Again, this works just fine for runtime disconnects, but the issue occurs when launching an instance that does not have a valid network connection at boot. Once the delegate is hooked that ultimately results in this function call (the XNetworkingRegisterConnectivityHintChanged API call in the Init function), it is immediately fired, and then reacted to. This happens during engine init, and specifically before the OnFEngineLoopInitComplete core delegate fires. As the GDK identity manager adds all local users as a result of this core delegate firing (via the RefreshGamepadsAndUsers call in FOnlineIdentityGDK::OnEngineInitComplete), that means that the CleanupGDKContextForNetworkConnectivityLoss function does not actually delete the GDK context for any users, as there are not any cached users yet.
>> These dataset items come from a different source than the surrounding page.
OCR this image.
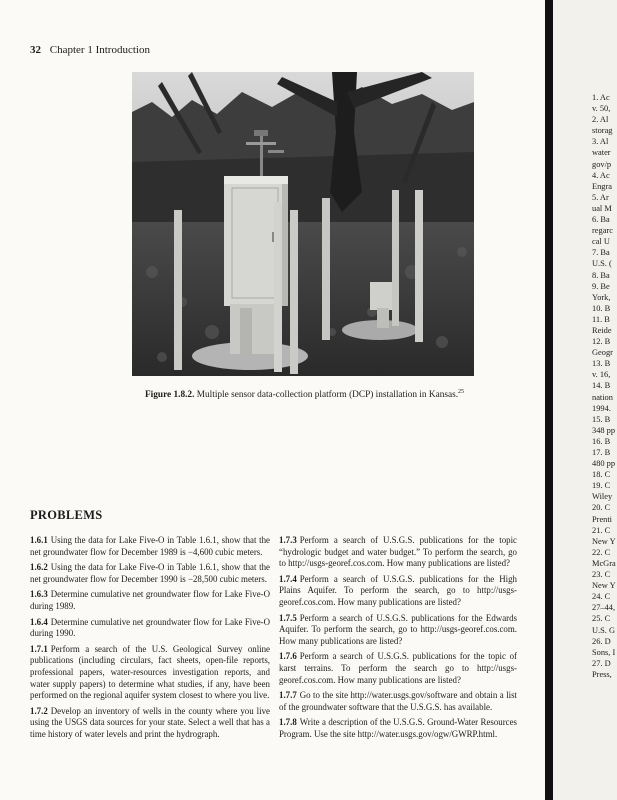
32 Chapter 1 Introduction
Figure 1.8.2. Multiple sensor data-collection platform (DCP) installation in Kansas.$^{25}$
PROBLEMS

1.6.1 Using the data for Lake Five-O in Table 1.6.1, show that the net groundwater flow for December 1989 is −4,600 cubic meters.

1.6.2 Using the data for Lake Five-O in Table 1.6.1, show that the net groundwater flow for December 1990 is −28,500 cubic meters.

1.6.3 Determine cumulative net groundwater flow for Lake Five-O during 1989.

1.6.4 Determine cumulative net groundwater flow for Lake Five-O during 1990.

1.7.1 Perform a search of the U.S. Geological Survey online publications (including circulars, fact sheets, open-file reports, professional papers, water-resources investigation reports, and water supply papers) to determine what studies, if any, have been performed on the regional aquifer system closest to where you live.

1.7.2 Develop an inventory of wells in the county where you live using the USGS data sources for your state. Select a well that has a time history of water levels and print the hydrograph.

1.7.3 Perform a search of U.S.G.S. publications for the topic “hydrologic budget and water budget.” To perform the search, go to http://usgs-georef.cos.com. How many publications are listed?

1.7.4 Perform a search of U.S.G.S. publications for the High Plains Aquifer. To perform the search, go to http://usgs-georef.cos.com. How many publications are listed?

1.7.5 Perform a search of U.S.G.S. publications for the Edwards Aquifer. To perform the search, go to http://usgs-georef.cos.com. How many publications are listed?

1.7.6 Perform a search of U.S.G.S. publications for the topic of karst terrains. To perform the search go to http://usgs-georef.cos.com. How many publications are listed?

1.7.7 Go to the site http://water.usgs.gov/software and obtain a list of the groundwater software that the U.S.G.S. has available.

1.7.8 Write a description of the U.S.G.S. Ground-Water Resources Program. Use the site http://water.usgs.gov/ogw/GWRP.html.

1. Ac
v. 50,
2. Al
storag
3. Al
water
gov/p
4. Ac
Engra
5. Ar
ual M
6. Ba
regarc
cal U
7. Ba
U.S. (
8. Ba
9. Be
York,
10. B
11. B
Reide
12. B
Geogr
13. B
v. 16,
14. B
nation
1994.
15. B
348 pp
16. B
17. B
480 pp
18. C
19. C
Wiley
20. C
Prenti
21. C
New Y
22. C
McGra
23. C
New Y
24. C
27–44,
25. C
U.S. G
26. D
Sons, I
27. D
Press,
The state this ultimately leaves the system in is having erroneously cached users and an overall invalid SCID. Again, this invalid SCID means that the XblGetScid API call will not return a valid SCID, and will also have a non-zero HRESULT, which becomes a problem because no calls to XblGetScid in the entire OSSGDK have their results checked at all, they’re all just assumed to complete successfully. Normally, that isn’t an issue, because the OSS uses those internally tracked users in the identity interface to gate all these calls further upstream, with the idea that the only way for that XblGetScid call to fail is to not have any users with a valid context.

However, as I’ve described, launching an instance without a network connection breaks this assumption. This can lead to XblGetScid calls completing unsuccessfully, with the results of those calls being assumed to be valid, causing null reference exceptions and the like. In our particular case, this happened when attempting to send a presence update for a user later on. This was just the case we ran into, but I’d imagine pretty much all uses of XblGetScid could be a problem in some way.

We do currently have a local workaround that delays the processing of that initial connectivity hint until after the identity manager has filled out its users, but I wanted to share what I had discovered in hopes to see an official fix.